Sorry, my post was in "pseudo-mathematics," a dialect of math you can only use when you have nothing but a computer keyboard to work with. 8)

The keystrokes are close to what Chris has in his program:

n

g LOG

2

g LOG

/

Here "n" is a number you key in and "g" is the blue shift key. So g LOG is g followed by the third key from the left in the upper row, marked "10^X". For example, to compute the logarithm base 2 of 16, you would do "16 g LOG 2 g LOG /" and see the answer of 4.000 (in FIX 4) in the display. Chris suggests writing a program if you do this calculation frequently. You would first do "g R/S" to enter program mode, then type Chris's keystrokes, then type "g R/S" again to leave program mode. Once you did that, pressing the 10^X key with user mode set ("f RCL", where f is the gold shift key, will toggle user mode) will run your program. The keystrokes to compute the logarithm base 2 of 16 would then be "16 10^X"

If this all makes sense, and the following *doesn't* make sense, then just ignore the stuff you don't understand.

The program and keystroke solution above would work just as well using the *second* key from the left in the top row, instead of the third. That's because, mathematically, the logarithm to any base of a number, divided by the logarithm to the same base of another number, will produce the logarithm to the second number's base of the first number. English has it's limitations in describing mathematical ideas, so that probably sounds confusing. Symbolically:

log_{B1}**n**

---------- = log_{B2}**n**

log_{B1}**B**_{2}

Good thing I found the subscript function. It helps emphasize that this is a math formula and not a 15C program.
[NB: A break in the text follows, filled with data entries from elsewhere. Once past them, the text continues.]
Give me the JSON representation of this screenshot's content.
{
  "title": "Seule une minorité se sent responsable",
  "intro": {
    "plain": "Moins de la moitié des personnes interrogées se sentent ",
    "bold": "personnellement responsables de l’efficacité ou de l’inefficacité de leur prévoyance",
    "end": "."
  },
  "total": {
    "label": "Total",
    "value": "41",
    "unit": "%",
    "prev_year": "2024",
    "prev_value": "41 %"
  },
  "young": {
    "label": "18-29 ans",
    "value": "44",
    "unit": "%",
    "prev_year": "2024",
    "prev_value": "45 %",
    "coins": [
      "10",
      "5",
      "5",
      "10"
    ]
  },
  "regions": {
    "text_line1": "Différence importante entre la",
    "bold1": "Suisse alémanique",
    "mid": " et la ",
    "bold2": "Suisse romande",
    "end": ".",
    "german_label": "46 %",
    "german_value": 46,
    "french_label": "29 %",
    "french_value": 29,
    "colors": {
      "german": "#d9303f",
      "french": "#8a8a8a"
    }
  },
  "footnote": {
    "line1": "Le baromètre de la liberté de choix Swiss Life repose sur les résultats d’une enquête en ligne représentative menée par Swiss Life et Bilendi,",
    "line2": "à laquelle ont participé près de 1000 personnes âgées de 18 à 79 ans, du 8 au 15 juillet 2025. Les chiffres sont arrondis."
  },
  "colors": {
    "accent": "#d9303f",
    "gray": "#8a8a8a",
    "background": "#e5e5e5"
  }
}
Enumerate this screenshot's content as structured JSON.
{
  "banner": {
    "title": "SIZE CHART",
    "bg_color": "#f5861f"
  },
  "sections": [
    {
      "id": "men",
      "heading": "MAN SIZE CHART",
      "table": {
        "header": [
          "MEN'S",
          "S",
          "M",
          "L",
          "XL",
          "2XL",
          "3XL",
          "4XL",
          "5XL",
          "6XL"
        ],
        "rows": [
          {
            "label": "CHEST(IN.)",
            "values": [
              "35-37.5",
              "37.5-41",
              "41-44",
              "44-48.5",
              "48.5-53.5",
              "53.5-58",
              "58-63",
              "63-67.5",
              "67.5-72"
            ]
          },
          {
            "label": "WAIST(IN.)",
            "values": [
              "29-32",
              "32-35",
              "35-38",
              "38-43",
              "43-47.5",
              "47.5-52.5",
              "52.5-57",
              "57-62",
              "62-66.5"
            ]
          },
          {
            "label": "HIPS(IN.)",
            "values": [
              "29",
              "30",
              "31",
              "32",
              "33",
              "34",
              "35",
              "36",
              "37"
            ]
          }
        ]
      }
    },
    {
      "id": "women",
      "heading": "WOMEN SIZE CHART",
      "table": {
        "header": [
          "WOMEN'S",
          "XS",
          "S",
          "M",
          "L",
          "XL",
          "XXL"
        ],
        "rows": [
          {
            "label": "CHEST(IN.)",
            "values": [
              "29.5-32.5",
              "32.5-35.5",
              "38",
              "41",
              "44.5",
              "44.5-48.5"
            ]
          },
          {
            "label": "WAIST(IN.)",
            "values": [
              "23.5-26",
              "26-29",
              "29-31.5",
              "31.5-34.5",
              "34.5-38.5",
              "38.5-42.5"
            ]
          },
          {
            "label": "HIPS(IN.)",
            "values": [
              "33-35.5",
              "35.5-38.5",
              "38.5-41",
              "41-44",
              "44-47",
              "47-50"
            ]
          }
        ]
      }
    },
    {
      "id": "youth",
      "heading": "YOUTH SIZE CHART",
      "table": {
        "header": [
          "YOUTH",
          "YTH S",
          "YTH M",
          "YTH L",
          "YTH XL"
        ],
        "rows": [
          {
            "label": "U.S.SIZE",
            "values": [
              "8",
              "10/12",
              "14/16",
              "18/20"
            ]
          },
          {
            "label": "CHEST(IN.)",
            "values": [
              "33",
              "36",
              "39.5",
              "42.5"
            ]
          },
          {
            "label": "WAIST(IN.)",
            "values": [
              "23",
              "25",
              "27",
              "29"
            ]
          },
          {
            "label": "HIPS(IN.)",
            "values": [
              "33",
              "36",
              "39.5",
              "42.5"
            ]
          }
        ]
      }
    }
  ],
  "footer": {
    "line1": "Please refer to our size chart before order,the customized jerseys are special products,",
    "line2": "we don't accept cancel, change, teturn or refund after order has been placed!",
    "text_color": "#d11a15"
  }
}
So in the first case, the third key from the left (blue shifted) is the logarithm base 10, so B_{1} is ten. But you could use the (blue shifted) *second* key from the left just as well, because that's the logarithm base *e*, where *e* is a magic number that is useful in many areas of math. So B_{1} in that case is *e*. But everything works because you use the same base in both logarithms, and that matches the formula.

Hope that helped.

*Edited: 9 Aug 2005, 3:15 p.m. *